India’s Bharti Airtel has reported falling profits for the three months ending June 2013, despite growing its revenues, due to foreign exchange losses and rising tax charges in Africa.
The operator reported net income of INR6.89 billion ($113 million), compared with INR7.62 billion this time last year, and saw revenues rise by 9.2%, to INR20.3 billion, over the same period.
Bharti (New Delhi, India) has continued to grow its customer base, adding another 3.7 million subscribers over the recent three-month period to give it nearly 275 million customers in total.
The revenue growth, however, was largely down to higher spending among Indian customers, with average revenue per user up to INR200 a month from INR184 this time last year.
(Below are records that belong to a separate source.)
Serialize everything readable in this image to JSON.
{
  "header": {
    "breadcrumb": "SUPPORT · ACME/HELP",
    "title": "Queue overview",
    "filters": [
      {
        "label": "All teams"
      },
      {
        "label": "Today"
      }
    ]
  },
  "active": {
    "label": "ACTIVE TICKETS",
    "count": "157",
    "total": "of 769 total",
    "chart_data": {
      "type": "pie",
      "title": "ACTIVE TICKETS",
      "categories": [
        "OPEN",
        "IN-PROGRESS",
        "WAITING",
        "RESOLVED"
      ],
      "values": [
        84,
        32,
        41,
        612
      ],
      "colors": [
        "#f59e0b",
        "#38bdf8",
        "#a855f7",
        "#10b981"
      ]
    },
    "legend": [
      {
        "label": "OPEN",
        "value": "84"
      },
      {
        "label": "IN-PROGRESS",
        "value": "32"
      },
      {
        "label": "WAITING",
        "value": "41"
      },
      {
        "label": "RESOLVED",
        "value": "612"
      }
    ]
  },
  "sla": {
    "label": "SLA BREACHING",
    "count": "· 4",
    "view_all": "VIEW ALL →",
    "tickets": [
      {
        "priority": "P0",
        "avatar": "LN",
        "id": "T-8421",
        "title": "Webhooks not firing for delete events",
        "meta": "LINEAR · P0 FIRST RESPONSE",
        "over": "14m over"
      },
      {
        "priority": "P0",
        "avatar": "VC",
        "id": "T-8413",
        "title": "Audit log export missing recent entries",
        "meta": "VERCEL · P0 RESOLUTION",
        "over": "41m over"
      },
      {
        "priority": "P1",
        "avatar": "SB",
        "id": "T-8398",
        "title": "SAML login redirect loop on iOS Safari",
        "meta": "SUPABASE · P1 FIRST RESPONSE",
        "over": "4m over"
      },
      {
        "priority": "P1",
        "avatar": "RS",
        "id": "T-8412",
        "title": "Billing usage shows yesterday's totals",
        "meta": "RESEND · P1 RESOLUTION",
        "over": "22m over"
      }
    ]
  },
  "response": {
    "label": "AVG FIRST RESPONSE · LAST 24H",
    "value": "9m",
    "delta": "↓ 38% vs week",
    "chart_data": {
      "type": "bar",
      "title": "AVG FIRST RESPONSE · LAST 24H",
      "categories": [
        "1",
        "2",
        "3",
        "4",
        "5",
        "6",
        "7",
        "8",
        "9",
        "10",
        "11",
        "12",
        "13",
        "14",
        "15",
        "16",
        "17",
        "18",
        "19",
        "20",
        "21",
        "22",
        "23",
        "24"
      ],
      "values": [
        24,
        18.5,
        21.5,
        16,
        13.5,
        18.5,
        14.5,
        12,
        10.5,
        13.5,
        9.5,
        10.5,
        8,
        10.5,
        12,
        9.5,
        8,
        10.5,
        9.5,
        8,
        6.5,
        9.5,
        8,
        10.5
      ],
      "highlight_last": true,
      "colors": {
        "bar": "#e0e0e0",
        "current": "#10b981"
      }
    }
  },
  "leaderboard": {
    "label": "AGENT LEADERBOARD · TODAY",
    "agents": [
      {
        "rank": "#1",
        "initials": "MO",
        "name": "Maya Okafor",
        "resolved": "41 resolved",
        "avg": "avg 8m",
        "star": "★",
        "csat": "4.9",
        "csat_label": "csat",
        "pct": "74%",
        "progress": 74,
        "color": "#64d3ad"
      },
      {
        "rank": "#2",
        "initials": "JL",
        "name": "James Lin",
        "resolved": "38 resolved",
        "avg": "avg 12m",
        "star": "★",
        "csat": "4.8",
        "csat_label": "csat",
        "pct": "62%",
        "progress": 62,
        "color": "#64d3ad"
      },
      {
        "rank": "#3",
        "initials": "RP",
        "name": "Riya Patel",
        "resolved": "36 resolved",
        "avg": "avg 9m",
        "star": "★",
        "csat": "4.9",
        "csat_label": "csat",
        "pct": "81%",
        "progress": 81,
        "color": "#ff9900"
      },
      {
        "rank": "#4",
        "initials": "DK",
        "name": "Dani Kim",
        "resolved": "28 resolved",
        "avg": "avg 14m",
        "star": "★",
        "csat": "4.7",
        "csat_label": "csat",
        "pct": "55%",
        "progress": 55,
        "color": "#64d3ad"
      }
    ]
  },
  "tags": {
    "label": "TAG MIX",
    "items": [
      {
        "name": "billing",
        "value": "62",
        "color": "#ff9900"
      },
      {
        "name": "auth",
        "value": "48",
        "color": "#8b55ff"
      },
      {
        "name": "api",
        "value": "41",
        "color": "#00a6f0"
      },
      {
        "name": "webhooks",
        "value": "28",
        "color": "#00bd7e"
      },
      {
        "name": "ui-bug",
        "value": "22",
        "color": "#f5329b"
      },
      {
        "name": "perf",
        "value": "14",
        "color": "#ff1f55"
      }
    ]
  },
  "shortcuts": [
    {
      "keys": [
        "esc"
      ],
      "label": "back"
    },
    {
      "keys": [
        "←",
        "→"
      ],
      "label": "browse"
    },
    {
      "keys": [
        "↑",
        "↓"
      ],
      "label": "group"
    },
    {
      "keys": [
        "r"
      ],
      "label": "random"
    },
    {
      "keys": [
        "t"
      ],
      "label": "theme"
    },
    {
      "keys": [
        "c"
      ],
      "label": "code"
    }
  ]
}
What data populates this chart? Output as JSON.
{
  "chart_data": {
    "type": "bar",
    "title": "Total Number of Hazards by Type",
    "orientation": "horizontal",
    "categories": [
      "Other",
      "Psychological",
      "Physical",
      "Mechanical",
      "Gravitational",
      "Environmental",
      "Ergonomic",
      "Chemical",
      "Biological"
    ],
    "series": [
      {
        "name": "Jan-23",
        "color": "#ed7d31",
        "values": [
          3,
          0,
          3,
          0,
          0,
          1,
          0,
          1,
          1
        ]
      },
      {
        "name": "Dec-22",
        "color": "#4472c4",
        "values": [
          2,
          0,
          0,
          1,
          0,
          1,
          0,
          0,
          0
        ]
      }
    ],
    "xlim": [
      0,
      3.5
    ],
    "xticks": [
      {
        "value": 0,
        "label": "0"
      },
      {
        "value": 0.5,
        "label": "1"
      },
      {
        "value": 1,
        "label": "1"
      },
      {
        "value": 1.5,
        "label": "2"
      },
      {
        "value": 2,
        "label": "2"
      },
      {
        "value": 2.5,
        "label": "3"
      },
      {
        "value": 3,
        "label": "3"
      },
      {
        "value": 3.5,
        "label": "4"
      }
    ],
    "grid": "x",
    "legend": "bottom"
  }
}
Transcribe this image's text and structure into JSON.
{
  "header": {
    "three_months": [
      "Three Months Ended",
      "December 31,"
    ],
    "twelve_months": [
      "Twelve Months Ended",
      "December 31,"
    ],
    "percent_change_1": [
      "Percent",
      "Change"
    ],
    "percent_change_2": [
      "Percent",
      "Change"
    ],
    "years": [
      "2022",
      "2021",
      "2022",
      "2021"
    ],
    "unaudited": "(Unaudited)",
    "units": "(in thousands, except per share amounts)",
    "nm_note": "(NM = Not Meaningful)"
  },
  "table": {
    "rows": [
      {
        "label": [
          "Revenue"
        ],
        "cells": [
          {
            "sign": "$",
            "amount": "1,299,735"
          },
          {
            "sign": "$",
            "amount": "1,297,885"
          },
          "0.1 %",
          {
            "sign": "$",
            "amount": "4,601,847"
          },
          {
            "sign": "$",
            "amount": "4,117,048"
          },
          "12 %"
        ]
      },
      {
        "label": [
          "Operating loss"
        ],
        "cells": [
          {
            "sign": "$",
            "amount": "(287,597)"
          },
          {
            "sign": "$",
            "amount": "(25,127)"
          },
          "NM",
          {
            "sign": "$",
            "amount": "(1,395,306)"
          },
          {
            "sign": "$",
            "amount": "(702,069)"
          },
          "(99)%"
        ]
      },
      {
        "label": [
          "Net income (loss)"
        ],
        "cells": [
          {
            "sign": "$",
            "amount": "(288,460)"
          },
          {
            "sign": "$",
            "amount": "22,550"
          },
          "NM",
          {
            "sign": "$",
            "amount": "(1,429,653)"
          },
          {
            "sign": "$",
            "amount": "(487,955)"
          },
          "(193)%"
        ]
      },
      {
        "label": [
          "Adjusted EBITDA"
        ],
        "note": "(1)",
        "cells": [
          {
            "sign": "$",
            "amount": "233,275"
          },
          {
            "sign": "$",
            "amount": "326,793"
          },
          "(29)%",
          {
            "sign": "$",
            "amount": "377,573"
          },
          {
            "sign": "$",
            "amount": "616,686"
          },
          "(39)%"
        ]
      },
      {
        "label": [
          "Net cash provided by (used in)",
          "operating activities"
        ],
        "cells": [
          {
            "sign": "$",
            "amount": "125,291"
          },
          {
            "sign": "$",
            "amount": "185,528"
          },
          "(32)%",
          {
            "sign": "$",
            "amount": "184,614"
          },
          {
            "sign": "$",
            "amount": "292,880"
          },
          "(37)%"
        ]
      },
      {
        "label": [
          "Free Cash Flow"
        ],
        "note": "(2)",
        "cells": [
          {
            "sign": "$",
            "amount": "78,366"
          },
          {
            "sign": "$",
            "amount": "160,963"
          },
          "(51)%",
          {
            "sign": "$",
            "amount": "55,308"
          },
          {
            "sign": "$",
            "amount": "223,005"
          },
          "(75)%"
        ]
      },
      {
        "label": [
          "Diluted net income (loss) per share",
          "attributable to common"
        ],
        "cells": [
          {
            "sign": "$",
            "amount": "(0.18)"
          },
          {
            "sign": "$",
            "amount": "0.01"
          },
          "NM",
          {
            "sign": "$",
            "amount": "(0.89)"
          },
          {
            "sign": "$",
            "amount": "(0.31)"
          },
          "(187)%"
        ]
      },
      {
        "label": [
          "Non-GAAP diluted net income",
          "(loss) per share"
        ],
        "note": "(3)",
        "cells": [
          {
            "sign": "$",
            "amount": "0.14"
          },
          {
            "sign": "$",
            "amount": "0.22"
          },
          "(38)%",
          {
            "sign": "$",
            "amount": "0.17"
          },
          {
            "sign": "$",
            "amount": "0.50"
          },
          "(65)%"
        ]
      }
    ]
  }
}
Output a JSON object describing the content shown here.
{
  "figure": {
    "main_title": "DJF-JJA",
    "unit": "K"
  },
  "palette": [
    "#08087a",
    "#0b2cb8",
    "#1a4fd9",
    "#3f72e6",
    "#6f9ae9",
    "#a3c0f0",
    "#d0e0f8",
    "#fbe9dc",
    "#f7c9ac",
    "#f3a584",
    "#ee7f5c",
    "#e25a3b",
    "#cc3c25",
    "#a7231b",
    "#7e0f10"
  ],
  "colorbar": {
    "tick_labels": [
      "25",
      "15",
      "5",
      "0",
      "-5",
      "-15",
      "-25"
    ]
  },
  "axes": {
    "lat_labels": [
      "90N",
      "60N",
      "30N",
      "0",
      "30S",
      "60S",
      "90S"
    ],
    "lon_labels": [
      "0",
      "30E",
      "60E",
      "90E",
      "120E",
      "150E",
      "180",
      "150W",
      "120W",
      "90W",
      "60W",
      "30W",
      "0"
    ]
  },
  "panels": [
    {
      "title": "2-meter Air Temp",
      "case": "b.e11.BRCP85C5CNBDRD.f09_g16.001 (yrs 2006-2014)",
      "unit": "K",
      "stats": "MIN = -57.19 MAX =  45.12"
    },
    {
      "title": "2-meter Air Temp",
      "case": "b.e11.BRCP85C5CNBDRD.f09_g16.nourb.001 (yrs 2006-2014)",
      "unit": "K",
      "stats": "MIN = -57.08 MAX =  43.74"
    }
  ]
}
Bharti attributed the increase to rising usage of voice services but the operator also flagged a 91.5% increase in data revenues in India, and growth of 65.8% in data revenues in Africa.
Investors responded positively to the news, sending Bharti’s share price on the Bombay Stock Exchange up by 5.8%, to INR339.65, during Wednesday morning trading, according to Bloomberg.
Another encouraging development was a $908 million reduction in net debt, leaving the operator with overall net debt of about $9.8 billion at the end of June 2013.
Bharti managed to raise about $1 billion by selling shares to Qatar Endowment Foundation and is considering divesting itself of shares in other holdings to further reduce its borrowings.
Chairman Sunil Mittal welcomed the performance during the recent quarter while taking the opportunity to criticize regulation of the telecoms sector in India.
“Our results for the quarter reflect the overall stability of our operations, and demonstrate the potential for growth, particularly seeing robust data growth across all geographies,” he said. “Results for Airtel India reflect rationality returning to the sector which needs to be complemented by a more enabling regulatory environment for a deeper penetration of telecoms and broadband services.”